En effet, la Banque Populaire domine au niveau de l’Oriental, Taza-Al Hoceima-Taounate et Meknès-Tafilalt, qui sont des régions parmi les plus pauvres au Maroc, ce qui est à lier au positionnement historique de la banque. Mais il faut aussi dire qu’il s’agit de marchés attrayants, s’agissant surtout de l’Oriental, de par le fait que cette région consomme beaucoup moins de crédits qu’elles n’apporte de dépôts, ce qui est bien pratique dans un contexte où les ressources collectées par les banques augmentent péniblement. Qui plus est, les localités de l’Oriental offrent des comptes bien garnis : un compte chèque à Nador contient en moyenne plus de 61 600 DH, soit 70% de plus que la moyenne nationale.
Pour sa part Attijariwafa bank mise fortement sur le nord du pays, notamment Tanger-Tétouan. Une stratégie payante là encore du fait que Tanger par exemple fournit presque deux fois plus de dépôts qu’elle ne consomme de crédits.   
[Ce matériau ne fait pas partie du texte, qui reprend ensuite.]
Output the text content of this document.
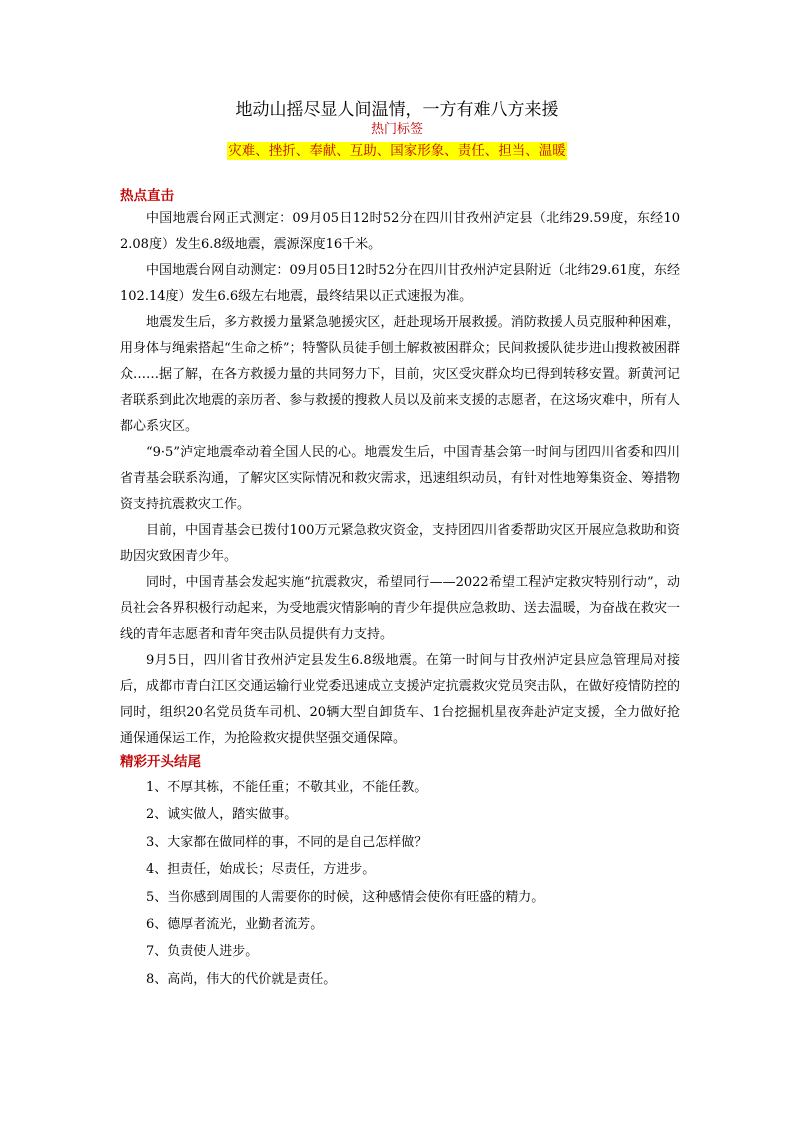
地动山摇尽显人间温情，一方有难八方来援
热门标签
灾难、挫折、奉献、互助、国家形象、责任、担当、温暖
热点直击

中国地震台网正式测定：09月05日12时52分在四川甘孜州泸定县（北纬29.59度，东经102.08度）发生6.8级地震，震源深度16千米。

中国地震台网自动测定：09月05日12时52分在四川甘孜州泸定县附近（北纬29.61度，东经102.14度）发生6.6级左右地震，最终结果以正式速报为准。

地震发生后，多方救援力量紧急驰援灾区，赶赴现场开展救援。消防救援人员克服种种困难，用身体与绳索搭起“生命之桥”；特警队员徒手刨土解救被困群众；民间救援队徒步进山搜救被困群众……据了解，在各方救援力量的共同努力下，目前，灾区受灾群众均已得到转移安置。新黄河记者联系到此次地震的亲历者、参与救援的搜救人员以及前来支援的志愿者，在这场灾难中，所有人都心系灾区。

“9·5”泸定地震牵动着全国人民的心。地震发生后，中国青基会第一时间与团四川省委和四川省青基会联系沟通，了解灾区实际情况和救灾需求，迅速组织动员，有针对性地筹集资金、筹措物资支持抗震救灾工作。

目前，中国青基会已拨付100万元紧急救灾资金，支持团四川省委帮助灾区开展应急救助和资助因灾致困青少年。

同时，中国青基会发起实施“抗震救灾，希望同行——2022希望工程泸定救灾特别行动”，动员社会各界积极行动起来，为受地震灾情影响的青少年提供应急救助、送去温暖，为奋战在救灾一线的青年志愿者和青年突击队员提供有力支持。

9月5日，四川省甘孜州泸定县发生6.8级地震。在第一时间与甘孜州泸定县应急管理局对接后，成都市青白江区交通运输行业党委迅速成立支援泸定抗震救灾党员突击队，在做好疫情防控的同时，组织20名党员货车司机、20辆大型自卸货车、1台挖掘机星夜奔赴泸定支援，全力做好抢通保通保运工作，为抢险救灾提供坚强交通保障。

精彩开头结尾
1、不厚其栋，不能任重；不敬其业，不能任教。
2、诚实做人，踏实做事。
3、大家都在做同样的事，不同的是自己怎样做？
4、担责任，始成长；尽责任，方进步。
5、当你感到周围的人需要你的时候，这种感情会使你有旺盛的精力。
6、德厚者流光，业勤者流芳。
7、负责使人进步。
8、高尚，伟大的代价就是责任。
Sans surprise, le CAM est positionné sur les régions rurales à fort potentiel agricole, dont notamment les régions périphériques de l’axe Casablanca-Rabat (le Gharb et Tadla Azilal). Cette présence est à rattacher à la mission historique du CAM dans l’accompagnement et le développement du monde rural et agricole. Pour le reste, le CIH, la BMCE, la BMCI et le CDM adoptent des positionnements quasi similaires consistant à miser essentiellement sur l’axe Casablanca-Rabat. Plus de la moitié du réseau de BMCI est par exemple localisée sur cette zone.
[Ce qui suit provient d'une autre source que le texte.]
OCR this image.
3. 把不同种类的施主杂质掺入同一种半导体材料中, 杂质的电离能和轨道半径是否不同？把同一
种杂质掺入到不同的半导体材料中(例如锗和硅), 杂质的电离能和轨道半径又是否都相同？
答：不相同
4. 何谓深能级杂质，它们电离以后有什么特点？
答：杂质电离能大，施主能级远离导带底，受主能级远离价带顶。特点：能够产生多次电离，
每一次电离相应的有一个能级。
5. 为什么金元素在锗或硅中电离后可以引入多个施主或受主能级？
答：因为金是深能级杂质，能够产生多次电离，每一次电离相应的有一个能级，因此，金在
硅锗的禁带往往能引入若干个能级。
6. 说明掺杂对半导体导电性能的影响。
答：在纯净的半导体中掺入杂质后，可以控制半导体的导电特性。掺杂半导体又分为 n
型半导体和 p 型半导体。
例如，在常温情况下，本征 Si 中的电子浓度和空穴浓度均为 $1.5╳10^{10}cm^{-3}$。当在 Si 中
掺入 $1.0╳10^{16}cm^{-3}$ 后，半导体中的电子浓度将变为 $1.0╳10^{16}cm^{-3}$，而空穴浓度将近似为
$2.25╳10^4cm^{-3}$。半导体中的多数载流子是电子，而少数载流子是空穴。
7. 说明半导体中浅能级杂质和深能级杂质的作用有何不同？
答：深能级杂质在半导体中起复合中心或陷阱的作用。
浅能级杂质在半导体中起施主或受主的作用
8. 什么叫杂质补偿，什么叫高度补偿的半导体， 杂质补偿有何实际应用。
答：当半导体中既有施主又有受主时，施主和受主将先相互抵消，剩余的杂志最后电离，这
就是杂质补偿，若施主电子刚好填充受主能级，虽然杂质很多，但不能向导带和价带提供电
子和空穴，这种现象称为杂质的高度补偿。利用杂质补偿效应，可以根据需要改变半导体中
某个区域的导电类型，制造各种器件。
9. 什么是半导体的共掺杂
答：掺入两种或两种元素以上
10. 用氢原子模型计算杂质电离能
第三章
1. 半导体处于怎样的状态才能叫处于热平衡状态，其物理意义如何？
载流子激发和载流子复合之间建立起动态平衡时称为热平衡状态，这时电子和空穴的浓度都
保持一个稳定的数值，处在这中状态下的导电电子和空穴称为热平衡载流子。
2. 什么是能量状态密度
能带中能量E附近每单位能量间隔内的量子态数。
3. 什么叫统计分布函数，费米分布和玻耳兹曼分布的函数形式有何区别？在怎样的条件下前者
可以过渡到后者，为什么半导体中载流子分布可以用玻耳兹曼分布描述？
Un réseau de grande taille permet de réaliser des économies d’échelle

L’intérêt des banques à étoffer ainsi leurs réseaux est double. «Les agences bancaires permettent d’approfondir la connaissance du client et partant de cerner au mieux le risque qui lui est rattaché. D’un autre côté, elles permettent d’élargir la cible de clientèle susceptible de consommer de nouveaux produits et services», énumère un professionnel. Sachant cela l’on ne s’étonnera pas que les opérateurs les plus performants soient ceux-là mêmes qui disposent des réseaux les plus importants, surtout que cela permet des économies d’échelle.
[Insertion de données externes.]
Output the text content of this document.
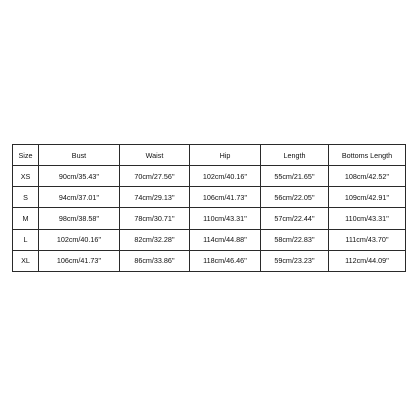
Size	Bust	Waist	Hip	Length	Bottoms Length
XS	90cm/35.43''	70cm/27.56''	102cm/40.16''	55cm/21.65''	108cm/42.52''
S	94cm/37.01''	74cm/29.13''	106cm/41.73''	56cm/22.05''	109cm/42.91''
M	98cm/38.58''	78cm/30.71''	110cm/43.31''	57cm/22.44''	110cm/43.31''
L	102cm/40.16''	82cm/32.28''	114cm/44.88''	58cm/22.83''	111cm/43.70''
XL	106cm/41.73''	86cm/33.86''	118cm/46.46''	59cm/23.23''	112cm/44.09''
La Banque Populaire, Attijariwafa bank et la BMCE qui détiennent respectivement 25%, 23% et 15% des parts de marché en matière d’implantations génèrent également plus de 60% du PNB dégagé par toutes les banques commerciales. L’exemple de la BMCE est le plus révélateur des bienfaits de l’expansion du réseau sur les réalisations commerciales. La banque du groupe Benjelloun a en effet pu développer ses niveaux de dépôts et de crédits respectivement de 27% et 74% sur la période 2007-2011 grâce notamment à une politique d’expansion du réseau d’agences et de guichets  automatiques, qui est passé de 410 à 620 points sur la période. A l’inverse, le CIH qui affiche des niveaux de dépôts et de crédits moitié moindres que les autres groupes (et un coefficient d’emploi très élevé), est justement pénalisé par un réseau d’agences et de guichets inférieur de 40% à celui du concurrent le plus proche.